L’homme moderne se hâte d’acheter le dernier modèle de téléphone mobile, celui qui, après avoir fait la télé, le cinéma, chanté la Traviata, communique avec l’au-delà, Big Brother et Mister Pub réunis dans le même tuyau qui va au cerveau. La vie, toute la vie, tout ce qui fait la vie du mouton branché. Mais il demande aux “instits” d’assurer un enseignement traditionnel conforme aux idées reçues à l’aide de méthodes archaïques, les “bonnes vieilles” qui auraient fait leurs preuves autrefois, dans le temps, sous la IIIe république, ou la IVe, quand « tout le monde réussissait à l’école », pour leur reprocher ensuite d’être “primaires”.

Mieux on accepte la laisse électronique qui alimente en messages commerciaux sous perfusion le cerveau archaïque et qui anesthésie l’esprit critique de plus en plus nécessaire pour se défendre contre l’idéologie dominante omniprésente aujourd’hui, plus on exige que les générations montantes se livrent pieds et poings liés aux méthodes de conditionnement d’une “pédagogie” du passé. Le consommateur moderne sous influence s’accroche à cette nostalgie des temps où il avalait la substance hypnagogique aux saveurs d’encre violette et de craie sous forme de leçons magistrales quasi-religieuses. Cet acheteur sans modération aurait-il oublié l’austère vertu des leçons qu’il réclame pour ses enfants ?

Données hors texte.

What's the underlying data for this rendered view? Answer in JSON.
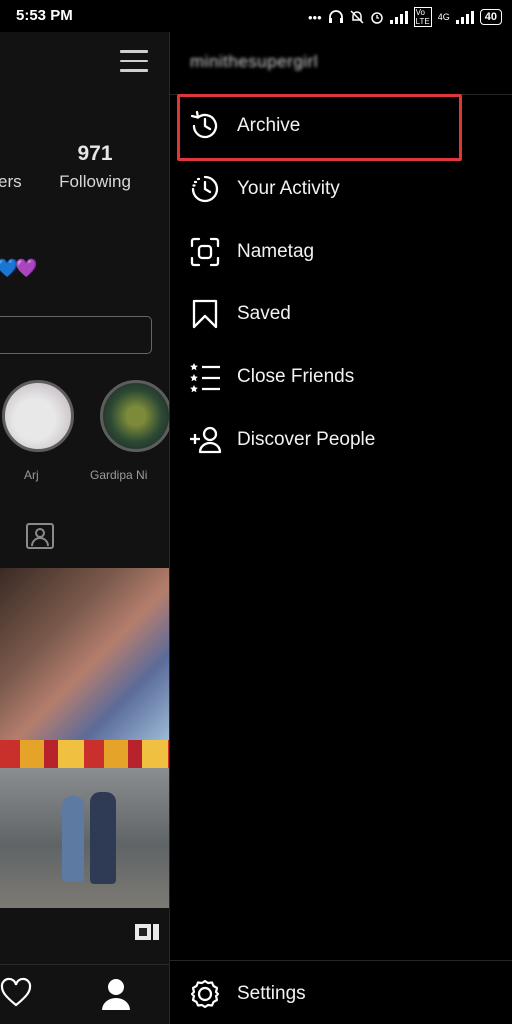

Si, loin des consommateurs de bruit stupéfiés par leurs amplis auriculaires, ils sont de vrais penseurs réfléchis, pourquoi les profs du second degré, sans implication personnelle, ni compétence professionnelle dans cet enseignement spécifique que la tradition réserve au CP, se plaignent-ils des résultats qu’il produit ? Pourquoi, paradoxalement, sont-ils si convaincus de son efficacité ?

Comment de bonnes méthodes d’enseignement traditionnelles modernes (Ratus, Gafi, Léo et Léa) ou anciennes (Boscher, Borel-Maisonny), qui se vendent bien et se partagent le marché scolaire, auxquelles les uns et les autres prêtent un grand pouvoir didactique, presque magique, peuvent-elles fournir autant de mauvais lecteurs en 6e ? Que s’est-il donc passé pour que les bons alphabètes du CP se révèlent illettrés au collège ?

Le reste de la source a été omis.